I think the relationship soured after the capture of Kabul by the Taliban in 1996. Two or three things happened. First, Osama bin Laden arrived and immediately linked up with the Taliban. So that was a concern to the Americans. The second issue was a strong campaign waged by rights activists in America, particularly the Feminist Majority led by Eleanor Smeal and Mavis Leno, which lobbied Hilary Clinton and Madeleine Albright very fiercely to stop the Unocal project and come out against the Taliban's repression of women. The Clinton administration was very sensitive to domestic political opinion on this issue.

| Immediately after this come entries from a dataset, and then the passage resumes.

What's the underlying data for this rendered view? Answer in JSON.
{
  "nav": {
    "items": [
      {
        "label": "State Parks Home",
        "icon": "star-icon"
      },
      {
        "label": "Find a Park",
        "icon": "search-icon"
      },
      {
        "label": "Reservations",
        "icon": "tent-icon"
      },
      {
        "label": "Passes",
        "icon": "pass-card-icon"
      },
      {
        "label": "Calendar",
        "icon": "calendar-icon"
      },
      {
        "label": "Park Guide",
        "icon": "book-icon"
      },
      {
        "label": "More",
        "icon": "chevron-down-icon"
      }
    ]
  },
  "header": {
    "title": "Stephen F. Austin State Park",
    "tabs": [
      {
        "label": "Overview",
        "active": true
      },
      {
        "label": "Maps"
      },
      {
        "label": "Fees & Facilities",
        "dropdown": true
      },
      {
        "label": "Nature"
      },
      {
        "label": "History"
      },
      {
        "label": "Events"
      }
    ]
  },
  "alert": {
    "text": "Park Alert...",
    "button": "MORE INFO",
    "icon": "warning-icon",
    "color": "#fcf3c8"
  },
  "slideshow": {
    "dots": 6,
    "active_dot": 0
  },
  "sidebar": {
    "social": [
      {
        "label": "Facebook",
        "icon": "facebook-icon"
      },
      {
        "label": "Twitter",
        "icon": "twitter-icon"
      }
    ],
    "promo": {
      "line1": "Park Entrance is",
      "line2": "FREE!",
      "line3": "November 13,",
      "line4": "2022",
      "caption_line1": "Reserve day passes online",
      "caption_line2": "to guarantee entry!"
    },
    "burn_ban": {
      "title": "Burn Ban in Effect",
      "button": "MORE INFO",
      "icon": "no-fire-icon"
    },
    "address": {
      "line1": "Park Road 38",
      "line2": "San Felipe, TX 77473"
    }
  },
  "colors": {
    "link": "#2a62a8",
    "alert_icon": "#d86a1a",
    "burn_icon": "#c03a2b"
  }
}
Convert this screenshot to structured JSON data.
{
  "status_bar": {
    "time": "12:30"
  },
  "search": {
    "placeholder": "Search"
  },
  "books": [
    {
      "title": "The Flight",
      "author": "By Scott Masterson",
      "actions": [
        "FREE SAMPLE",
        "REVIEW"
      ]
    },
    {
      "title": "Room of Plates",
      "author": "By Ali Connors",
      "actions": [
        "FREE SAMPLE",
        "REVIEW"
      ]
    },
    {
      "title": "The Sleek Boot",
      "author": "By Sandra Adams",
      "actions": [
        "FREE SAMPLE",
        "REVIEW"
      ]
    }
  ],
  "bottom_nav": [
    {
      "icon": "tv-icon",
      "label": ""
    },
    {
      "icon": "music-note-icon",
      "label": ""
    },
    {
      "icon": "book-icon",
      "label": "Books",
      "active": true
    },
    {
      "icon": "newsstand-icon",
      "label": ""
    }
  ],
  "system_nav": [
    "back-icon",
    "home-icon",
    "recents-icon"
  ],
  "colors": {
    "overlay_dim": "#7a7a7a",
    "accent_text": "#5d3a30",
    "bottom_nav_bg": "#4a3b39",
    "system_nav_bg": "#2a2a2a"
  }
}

MM: You suggest in your book that before that happened, the Clinton administration viewed the Taliban's rise favorably. Why was that and what support if any, did the U.S. lend the Taliban during their ascendancy?

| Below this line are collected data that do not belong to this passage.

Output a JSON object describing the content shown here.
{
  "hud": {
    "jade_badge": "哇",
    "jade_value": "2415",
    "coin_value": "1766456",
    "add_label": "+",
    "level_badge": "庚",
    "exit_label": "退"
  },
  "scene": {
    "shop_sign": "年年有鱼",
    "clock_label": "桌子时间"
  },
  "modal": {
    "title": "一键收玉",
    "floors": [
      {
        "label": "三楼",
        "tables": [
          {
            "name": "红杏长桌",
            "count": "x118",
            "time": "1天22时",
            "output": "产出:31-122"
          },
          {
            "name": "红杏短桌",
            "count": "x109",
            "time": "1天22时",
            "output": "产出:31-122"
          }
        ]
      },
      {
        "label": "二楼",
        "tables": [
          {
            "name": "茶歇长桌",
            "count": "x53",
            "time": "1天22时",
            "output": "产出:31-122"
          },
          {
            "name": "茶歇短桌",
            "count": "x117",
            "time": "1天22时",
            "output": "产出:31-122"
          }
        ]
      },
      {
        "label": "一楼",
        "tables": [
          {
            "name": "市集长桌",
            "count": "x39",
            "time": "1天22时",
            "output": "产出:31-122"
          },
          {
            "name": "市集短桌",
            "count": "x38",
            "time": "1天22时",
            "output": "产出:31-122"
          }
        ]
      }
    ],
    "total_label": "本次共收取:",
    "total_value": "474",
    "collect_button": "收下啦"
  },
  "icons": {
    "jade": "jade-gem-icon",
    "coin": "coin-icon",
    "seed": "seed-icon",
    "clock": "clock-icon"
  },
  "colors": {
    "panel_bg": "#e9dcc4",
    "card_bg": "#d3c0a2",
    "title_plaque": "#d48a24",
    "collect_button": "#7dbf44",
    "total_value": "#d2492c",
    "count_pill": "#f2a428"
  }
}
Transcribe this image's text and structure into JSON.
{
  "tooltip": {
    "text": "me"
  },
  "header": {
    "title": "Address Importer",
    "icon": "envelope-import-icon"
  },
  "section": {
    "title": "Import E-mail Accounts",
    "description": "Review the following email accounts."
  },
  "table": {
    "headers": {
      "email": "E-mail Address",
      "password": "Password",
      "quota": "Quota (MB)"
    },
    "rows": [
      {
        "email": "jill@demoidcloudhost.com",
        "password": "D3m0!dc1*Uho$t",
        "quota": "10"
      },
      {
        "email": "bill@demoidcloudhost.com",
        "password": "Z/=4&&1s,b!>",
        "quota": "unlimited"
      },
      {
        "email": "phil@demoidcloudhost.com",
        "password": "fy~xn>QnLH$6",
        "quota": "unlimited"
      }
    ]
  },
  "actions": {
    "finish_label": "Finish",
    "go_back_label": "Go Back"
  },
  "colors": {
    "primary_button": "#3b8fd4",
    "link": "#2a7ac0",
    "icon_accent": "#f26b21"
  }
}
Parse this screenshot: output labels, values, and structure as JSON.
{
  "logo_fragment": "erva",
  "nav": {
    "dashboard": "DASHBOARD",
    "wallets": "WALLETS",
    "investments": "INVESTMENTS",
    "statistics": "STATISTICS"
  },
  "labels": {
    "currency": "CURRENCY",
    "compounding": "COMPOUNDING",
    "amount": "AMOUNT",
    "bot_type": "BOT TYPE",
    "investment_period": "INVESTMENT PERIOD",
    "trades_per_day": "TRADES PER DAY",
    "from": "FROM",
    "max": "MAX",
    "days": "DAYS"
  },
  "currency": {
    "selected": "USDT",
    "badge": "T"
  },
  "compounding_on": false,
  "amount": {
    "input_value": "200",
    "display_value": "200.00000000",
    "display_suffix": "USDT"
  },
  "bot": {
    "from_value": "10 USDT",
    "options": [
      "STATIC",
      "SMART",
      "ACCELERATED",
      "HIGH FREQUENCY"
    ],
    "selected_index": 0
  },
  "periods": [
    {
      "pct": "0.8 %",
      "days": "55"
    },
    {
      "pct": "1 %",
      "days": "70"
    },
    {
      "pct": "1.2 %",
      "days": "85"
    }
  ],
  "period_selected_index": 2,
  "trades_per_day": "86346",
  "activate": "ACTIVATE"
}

Rashid: The U.S. had a number of reasons to support the Taliban. One was that the Taliban was vehemently anti-Iran and anti-Shia, and this was the time of the dual containment policy when the U.S. was trying to hold in Iran and Iraq. And the Taliban fitted the bill very well. Secondly, the Taliban was being supported by two U.S. allies in the region –– Pakistan and Saudi Arabia. The third reason is that the U.S. wanted to build this pipeline. There was a lot of support from the Pentagon and the State Department for the Unocal effort.

MM: Do any of the international oil companies have ongoing relationships with the Northern Alliance, the Taliban or any factions in Afghanistan?

Rashid: No, I don't think so. After the Unocal experience, these oil companies have stayed clear. It's far too risky. The Unocal experience was very bitter. It fueled a lot of anti-oil company feeling in the U.S. and elsewhere. Secondly, I think the presence of bin Laden has made it far too risky for oil companies to stake their claim anywhere in the vicinity. I'm sure they're keeping it on the back burner, but I don't think anyone has any ties right now.

MM: How do you think the war in Afghanistan is likely to affect development of the Caspian oil reserves, if at all?

Rashid: Clearly Azerbaijan has given military bases to the U.S., as has Uzbekistan and Tajikistan. The first question that people are asking in Central Asia is if this U.S. presence is permanent. And how is that going to be dealt with vis-a-vis Russia? There's already a fear that a secret treaty has been signed between Uzbekistan and the U.S. that envisages a permanent U.S. military presence in Uzbekistan. That won't be clarified until after the war is over. There could then be possible ensuing tension with Russia, or with China, which is going to very mistrustful of a U.S. presence so close to its western border.

The other issue is that Caspian oil cannot be developed without a settlement in Afghanistan because the risk of terrorism to a Caspian oil pipeline is enormous. Until bin Laden and Al Qaeda are eliminated and you can secure some stability from the overall threat of terrorism, you won't see a pipeline.

Thirdly, I hope this war in Afghanistan will lead to a U.S. policy of engagement in problem-solving in the region. I'm thinking in particular of the Armenian-Azerbaijan conflict, the Chechen conflict and the Georgian conflict where the U.S. puts its muscle and clout behind mediation and helping Russia and these regional countries in the Caucuses and the Caspian resolve their differences.

I think the experience of Afghanistan should point out to the United States that procrastinating or shelving these very contentious issues can turn into terrorism with very serious consequences for the United States.